Ransomware, which can be delivered through malvertising, is a particularly devastating type of attack that saw a huge increase in 2016. Ransomware programs allow hackers to hold their victim’s electronic data hostage and threaten to delete everything until the victim pays a fee. This attack is typically distributed via malicious email attachments, but bad links from pop-ups, social media posts, and messaging apps can also infect your system. There are two types of ransomware: “locker,” which prevents users from accessing their device, and “crypto,” which encrypts all of the device’s data, rendering it unreadable until the ransom is paid.

I know some of you are thinking “DUH” x a million. Obviously windows that read, “Your computer has a virus! Download this” or “Congratulations!!! You are a winner!” should. not. be. clicked. But sometimes you don’t even have to click an ad to fall prey to malvertising.

To protect yourself, install an ad-blocker plug-in, never allow pop-ups, and disable Flash and Java.

Malware ads like these are why Hall at the CDT is urging all web users to use privacy extensions like Ghostery, Adblock, and Noscript, which remove some programmable elements like tracking scripts on pages. These privacy extensions also have the added benefit of speeding up load times and cleaning up webpages.

“With Ghostery, the ads won’t load, or they’ll load with just a picture. Using one of these extensions is a much better way to protect yourself right now,” Hall said.
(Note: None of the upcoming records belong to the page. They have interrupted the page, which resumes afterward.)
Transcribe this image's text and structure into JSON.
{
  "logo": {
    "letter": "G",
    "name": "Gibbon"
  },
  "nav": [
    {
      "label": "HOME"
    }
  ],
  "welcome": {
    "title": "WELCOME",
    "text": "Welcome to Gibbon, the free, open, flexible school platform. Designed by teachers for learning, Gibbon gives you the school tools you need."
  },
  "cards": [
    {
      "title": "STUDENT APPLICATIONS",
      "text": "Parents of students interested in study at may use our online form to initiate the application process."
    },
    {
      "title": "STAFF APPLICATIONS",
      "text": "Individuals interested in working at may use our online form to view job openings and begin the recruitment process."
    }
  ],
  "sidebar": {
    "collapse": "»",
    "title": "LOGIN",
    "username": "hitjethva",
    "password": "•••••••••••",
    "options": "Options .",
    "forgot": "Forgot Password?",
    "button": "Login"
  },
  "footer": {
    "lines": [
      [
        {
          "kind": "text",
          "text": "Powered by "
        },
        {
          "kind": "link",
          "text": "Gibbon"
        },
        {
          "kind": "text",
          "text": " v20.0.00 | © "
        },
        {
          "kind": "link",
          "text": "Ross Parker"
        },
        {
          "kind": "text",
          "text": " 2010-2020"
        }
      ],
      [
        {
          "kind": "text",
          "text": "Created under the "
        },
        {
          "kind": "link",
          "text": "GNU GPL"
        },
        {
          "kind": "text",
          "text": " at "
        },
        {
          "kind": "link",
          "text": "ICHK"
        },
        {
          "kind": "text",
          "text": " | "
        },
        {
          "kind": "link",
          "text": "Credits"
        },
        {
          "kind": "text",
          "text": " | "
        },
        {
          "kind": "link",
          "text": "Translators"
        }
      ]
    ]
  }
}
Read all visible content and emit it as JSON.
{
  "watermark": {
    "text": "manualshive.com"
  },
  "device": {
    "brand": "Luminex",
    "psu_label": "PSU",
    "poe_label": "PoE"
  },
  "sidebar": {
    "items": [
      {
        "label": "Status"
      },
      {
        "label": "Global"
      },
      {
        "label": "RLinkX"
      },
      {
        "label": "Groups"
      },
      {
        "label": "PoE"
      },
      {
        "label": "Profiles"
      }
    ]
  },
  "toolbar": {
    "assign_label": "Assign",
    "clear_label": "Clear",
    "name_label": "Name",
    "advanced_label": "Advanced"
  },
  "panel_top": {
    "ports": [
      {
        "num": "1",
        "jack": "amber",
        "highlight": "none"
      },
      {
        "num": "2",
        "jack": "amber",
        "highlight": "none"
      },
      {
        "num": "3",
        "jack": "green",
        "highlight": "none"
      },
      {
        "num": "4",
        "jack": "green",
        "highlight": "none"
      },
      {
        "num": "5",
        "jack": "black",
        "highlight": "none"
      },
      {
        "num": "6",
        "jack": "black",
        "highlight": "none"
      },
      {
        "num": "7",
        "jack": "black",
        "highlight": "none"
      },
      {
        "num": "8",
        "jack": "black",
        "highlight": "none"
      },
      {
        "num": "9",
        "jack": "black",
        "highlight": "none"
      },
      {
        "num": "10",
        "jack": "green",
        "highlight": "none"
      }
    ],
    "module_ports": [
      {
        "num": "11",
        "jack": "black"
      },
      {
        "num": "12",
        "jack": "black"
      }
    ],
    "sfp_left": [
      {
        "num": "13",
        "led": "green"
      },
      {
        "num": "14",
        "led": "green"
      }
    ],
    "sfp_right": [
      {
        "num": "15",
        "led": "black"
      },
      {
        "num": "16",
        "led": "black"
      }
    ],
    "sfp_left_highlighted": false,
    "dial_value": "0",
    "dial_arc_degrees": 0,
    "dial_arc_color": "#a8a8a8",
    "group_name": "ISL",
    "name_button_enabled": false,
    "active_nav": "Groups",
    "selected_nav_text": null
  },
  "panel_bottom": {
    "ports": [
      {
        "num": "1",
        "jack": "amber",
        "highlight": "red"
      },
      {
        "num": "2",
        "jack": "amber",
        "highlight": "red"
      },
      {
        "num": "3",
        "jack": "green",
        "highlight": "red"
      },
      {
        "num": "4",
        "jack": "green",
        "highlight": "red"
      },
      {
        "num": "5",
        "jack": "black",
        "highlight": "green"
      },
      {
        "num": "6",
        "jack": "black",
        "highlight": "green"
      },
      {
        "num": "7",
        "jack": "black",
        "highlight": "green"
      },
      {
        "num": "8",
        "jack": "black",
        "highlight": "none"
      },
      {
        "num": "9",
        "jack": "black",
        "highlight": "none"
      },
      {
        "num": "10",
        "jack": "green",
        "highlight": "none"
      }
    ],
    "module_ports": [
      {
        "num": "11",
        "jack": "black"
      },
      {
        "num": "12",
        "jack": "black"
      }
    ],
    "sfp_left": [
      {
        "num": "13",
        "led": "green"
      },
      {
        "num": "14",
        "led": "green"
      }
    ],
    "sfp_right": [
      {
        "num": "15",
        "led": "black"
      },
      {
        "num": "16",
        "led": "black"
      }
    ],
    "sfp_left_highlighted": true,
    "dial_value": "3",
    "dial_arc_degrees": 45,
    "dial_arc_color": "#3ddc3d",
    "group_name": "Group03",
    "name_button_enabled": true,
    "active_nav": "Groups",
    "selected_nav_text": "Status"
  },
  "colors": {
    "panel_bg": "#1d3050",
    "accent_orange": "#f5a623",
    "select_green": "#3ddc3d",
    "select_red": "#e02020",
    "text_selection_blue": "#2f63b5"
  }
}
Turning off pop-ups by default may also help curb the risk of an attack. In Chrome, go to chrome://settings > Show advanced settings > Content settings > under Pop-ups, select “Do not allow any site to show pop-ups.” You can also block pop-ups on specific sites and click on where it says “Secure” (HTTPS site) or an “i” information button (HTTP site) to the left of the URL and click the dropdown menu next to Pop-ups, then select “Always block on this site.”

You can turn off Javascript from the browser’s settings, too. In Chrome, go to chrome://settings > Show advanced settings > Content settings > JavaScript > Do not allow any site to run JavaScript. In Safari, go to Preferences > Security > uncheck Enable JavaScript. You can also click Plug-in Settings to configure Adobe Flash Player settings.

Stay safe out there!

Don’t be shy: Have “The Talk” about security risks on adult websites with the first-time cybercitizen in your life — or share with your friends who wouldn’t consider themselves tech savvy.